When it’s due: April 26-May 5
How to do it: Talk to me.
ASSIGNMENT #7
FINAL PAPER
What you have to do: Write a 20-25 paper discussing the process and results of your research.
When it’s due: May 14
How to do it:
There is no one model that you all need to follow in writing about your research. Keep in mind that the three pieces of my own work that I assigned are all written differently from each other. You should also consult the sample papers that I posted on the course website. Below I divide the things you need to cover in your report into discrete sections, but the important thing is to address them all in some way.
1. Theory. Identify the problem or question you address, lay out the ideas you have used to frame it, and discuss any relevant literature that you have found. If you have specific hypotheses, state them.
2. Literature Search: Summarize your discussion in Assignment #2
3. Methodology. You should address the following:
--The method you chose and why you chose it.
--How you got your sample and how representative you think it is. If it is not representative in some obvious way, what difference this makes.
--What variables and relationships you looked at.
--What questions you asked in your interviews and/or surveys and why you asked them. (You don’t need to mention every single question here, but you should put your interview guide and/or survey in an appendix.)
--How many people you interviewed, how long the interviews were, how well you think they went.
4. Results. How you organize this is up to you. You might organize it around specific findings or themes. Or, you might find that your subjects can be grouped into specific types or groups, each of which can be discussed separately.
5. Implications. Revisit the questions and theories you initially posed in light of your research findings.
But I didn’t find anything
No matter how your research turns out, you have learned something worth reporting. If your research bears out your original ideas, you have something to say. If it doesn’t, you may have even more to say. If your research didn’t work out in some way, you still have something to say: Maybe you have learned what questions to ask (and what not to ask). Maybe you have learned something about how to conduct an interview (and how not to). Maybe you have learned something about sampling.
Keep in Mind Himmelstein’s Rules of Writing
1. Writing is not easy. Don’t expect elegant prose to flow from your computer.
2. Write from the start. Writing is a process, often a disorderly one in which you get bits of ideas, parts of arguments, fragments of paragraphs on paper before you can organize them into something coherent. You should write as you read or do research, as you think about what you’ve read or about your research.
3. You don’t need to know what you want to say before you say it. Writing is part of thinking. Thinking doesn’t happen just in your head.
4. Don’t start at the beginning. Introductions are the most difficult part of a paper. If one pours out of your mind, great. If not, skip it for now.

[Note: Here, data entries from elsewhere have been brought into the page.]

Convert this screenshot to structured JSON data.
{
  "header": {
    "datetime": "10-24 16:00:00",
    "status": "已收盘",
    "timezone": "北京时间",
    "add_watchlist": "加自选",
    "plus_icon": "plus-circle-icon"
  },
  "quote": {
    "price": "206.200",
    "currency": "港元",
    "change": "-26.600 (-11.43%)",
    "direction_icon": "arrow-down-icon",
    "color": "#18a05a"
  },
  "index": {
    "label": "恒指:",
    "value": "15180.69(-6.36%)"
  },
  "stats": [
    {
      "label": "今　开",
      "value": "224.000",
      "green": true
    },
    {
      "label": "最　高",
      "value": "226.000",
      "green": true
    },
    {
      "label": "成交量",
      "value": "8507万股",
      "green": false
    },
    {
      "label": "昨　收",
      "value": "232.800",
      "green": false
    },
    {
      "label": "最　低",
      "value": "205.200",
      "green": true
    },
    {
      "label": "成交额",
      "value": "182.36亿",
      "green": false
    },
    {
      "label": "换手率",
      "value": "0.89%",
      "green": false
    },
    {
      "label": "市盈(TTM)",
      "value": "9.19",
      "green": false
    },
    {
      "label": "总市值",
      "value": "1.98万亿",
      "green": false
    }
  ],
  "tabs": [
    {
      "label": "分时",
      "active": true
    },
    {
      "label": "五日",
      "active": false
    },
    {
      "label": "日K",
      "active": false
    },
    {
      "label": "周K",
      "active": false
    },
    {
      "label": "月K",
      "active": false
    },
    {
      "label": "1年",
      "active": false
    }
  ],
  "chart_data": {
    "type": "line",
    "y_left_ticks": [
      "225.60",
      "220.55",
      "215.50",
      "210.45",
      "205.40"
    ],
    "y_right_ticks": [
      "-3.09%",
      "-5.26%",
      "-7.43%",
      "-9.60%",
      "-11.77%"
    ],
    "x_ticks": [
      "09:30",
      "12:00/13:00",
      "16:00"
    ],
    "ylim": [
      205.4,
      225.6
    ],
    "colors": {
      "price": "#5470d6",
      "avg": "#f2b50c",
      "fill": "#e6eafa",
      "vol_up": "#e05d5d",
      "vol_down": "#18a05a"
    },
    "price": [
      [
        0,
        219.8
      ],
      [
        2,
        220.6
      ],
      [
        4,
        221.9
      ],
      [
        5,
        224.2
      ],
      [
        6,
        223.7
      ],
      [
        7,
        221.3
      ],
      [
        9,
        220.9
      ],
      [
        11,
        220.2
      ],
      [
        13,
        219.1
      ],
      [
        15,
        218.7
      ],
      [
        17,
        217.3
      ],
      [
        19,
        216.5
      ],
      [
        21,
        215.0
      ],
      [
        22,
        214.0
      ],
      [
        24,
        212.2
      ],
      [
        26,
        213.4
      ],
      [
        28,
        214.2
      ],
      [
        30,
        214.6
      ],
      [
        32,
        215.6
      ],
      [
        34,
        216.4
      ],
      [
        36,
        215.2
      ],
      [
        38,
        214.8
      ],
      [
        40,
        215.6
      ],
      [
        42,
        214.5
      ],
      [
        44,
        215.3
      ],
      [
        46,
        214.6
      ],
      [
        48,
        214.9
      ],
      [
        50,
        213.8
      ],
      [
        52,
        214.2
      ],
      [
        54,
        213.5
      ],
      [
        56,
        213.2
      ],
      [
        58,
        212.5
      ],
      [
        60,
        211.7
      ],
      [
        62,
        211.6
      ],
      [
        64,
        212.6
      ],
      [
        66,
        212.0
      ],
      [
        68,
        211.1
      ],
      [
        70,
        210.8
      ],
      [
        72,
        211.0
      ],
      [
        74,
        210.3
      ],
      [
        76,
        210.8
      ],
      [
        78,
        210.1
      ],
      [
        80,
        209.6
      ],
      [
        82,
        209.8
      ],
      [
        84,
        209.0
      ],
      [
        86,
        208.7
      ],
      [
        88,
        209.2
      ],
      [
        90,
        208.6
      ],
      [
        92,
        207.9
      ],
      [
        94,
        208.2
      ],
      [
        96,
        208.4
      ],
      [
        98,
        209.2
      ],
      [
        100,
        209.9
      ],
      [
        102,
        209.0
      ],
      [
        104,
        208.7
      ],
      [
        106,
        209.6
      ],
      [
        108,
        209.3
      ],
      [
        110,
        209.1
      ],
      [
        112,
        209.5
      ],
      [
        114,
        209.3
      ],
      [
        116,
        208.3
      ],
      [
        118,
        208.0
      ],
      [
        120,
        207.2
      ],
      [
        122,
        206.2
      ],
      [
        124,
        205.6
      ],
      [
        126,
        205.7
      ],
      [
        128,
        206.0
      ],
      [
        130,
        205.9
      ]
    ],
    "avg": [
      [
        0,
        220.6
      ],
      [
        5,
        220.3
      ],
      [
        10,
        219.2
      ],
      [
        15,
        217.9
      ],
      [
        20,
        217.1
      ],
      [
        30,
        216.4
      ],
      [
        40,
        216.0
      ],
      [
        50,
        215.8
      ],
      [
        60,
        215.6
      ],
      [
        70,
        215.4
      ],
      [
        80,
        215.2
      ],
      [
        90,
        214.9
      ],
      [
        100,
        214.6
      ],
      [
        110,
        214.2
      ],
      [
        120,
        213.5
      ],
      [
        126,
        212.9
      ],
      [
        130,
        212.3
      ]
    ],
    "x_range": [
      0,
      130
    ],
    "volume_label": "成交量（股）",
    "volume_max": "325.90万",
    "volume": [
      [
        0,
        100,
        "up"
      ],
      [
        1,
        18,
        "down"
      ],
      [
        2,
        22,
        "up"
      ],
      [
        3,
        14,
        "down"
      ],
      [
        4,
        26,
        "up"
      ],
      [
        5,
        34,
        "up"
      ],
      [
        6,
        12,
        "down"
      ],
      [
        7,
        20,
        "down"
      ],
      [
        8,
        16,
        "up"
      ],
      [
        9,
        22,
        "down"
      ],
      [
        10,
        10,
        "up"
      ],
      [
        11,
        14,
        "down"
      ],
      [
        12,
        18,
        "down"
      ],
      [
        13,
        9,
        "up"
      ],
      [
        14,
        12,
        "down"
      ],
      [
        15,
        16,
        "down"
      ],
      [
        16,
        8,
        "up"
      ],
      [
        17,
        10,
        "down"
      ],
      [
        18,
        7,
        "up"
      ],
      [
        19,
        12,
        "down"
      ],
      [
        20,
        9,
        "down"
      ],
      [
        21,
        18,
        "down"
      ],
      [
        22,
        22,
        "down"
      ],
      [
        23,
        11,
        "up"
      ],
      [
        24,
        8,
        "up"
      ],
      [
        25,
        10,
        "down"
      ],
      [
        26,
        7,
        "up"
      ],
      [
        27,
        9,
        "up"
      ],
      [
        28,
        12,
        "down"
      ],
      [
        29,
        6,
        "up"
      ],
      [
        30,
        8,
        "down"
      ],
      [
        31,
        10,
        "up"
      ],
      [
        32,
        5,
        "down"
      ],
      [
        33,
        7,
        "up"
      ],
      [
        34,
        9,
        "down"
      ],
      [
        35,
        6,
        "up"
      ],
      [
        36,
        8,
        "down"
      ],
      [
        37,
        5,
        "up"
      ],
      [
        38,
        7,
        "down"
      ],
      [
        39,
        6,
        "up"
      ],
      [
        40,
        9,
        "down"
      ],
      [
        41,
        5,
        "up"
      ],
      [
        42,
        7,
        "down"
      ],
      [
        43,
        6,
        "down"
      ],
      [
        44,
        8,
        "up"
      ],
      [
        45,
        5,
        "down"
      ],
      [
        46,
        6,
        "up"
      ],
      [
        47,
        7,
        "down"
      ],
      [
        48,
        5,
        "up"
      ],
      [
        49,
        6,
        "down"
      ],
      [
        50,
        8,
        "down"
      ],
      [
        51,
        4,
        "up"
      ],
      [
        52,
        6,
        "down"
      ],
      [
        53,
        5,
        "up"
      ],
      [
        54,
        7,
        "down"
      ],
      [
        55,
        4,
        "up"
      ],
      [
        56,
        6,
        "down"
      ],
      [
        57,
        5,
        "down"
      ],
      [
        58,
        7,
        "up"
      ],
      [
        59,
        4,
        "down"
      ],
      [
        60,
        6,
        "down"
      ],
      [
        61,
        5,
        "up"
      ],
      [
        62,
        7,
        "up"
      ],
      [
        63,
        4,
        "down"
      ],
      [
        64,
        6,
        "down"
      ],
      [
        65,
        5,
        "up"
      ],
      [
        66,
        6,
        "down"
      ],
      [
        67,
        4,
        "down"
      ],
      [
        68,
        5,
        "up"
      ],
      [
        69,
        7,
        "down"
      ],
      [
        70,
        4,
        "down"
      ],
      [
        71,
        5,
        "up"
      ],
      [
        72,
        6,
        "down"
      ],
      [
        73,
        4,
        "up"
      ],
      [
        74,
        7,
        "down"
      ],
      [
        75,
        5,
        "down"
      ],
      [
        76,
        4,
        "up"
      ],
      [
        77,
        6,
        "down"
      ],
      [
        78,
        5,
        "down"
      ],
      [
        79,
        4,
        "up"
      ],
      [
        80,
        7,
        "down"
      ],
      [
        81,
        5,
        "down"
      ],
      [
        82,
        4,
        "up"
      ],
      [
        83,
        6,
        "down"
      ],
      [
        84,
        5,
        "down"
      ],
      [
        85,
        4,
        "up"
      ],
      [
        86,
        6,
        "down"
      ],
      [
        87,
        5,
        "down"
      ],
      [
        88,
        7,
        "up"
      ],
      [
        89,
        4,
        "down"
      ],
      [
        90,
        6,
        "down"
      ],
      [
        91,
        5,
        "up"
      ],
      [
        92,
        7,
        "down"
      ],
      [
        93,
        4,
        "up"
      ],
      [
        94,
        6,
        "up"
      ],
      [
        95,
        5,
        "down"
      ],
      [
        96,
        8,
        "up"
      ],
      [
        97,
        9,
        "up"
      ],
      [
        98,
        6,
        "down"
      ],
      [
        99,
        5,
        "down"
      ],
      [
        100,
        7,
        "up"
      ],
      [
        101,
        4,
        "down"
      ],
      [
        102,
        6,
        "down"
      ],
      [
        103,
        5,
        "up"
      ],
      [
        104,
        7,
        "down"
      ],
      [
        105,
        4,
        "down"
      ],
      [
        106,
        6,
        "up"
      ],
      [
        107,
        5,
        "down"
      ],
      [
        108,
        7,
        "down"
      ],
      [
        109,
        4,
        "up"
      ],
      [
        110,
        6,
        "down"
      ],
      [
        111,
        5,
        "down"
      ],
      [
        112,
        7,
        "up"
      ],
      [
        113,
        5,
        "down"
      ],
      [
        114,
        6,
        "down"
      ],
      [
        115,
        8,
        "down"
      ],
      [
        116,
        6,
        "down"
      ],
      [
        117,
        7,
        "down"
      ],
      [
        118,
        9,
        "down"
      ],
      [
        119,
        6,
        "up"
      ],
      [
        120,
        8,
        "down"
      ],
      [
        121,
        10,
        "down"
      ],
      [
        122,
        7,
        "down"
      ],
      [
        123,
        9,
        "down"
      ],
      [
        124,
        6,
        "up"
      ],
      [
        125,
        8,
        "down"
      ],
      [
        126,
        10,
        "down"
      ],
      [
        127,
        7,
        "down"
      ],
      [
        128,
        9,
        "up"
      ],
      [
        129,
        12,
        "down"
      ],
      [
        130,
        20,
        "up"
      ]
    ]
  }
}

5. It is easier to rewrite than write, so get text on paper. It is easier to think on paper.
6. The Perfect is the enemy of the Good. If you aspire to perfection, you probably will paralyze yourself and not get anything done.
7. Excellence is Mundane: Big successes come from doing a lot of little things well.
The difference between people who struggle with writing and end up writing very little and those for whom writing seems to flow easily is often “the difference between trying to get it right in your head the first time and doing it on paper or a computer monitor and fixing up things as you go along. (Becker, Writing for Social Scientists, p.167)
Writing well comprises several distinct skills. I’d be happy to discuss them with you and direct you to some helpful readings.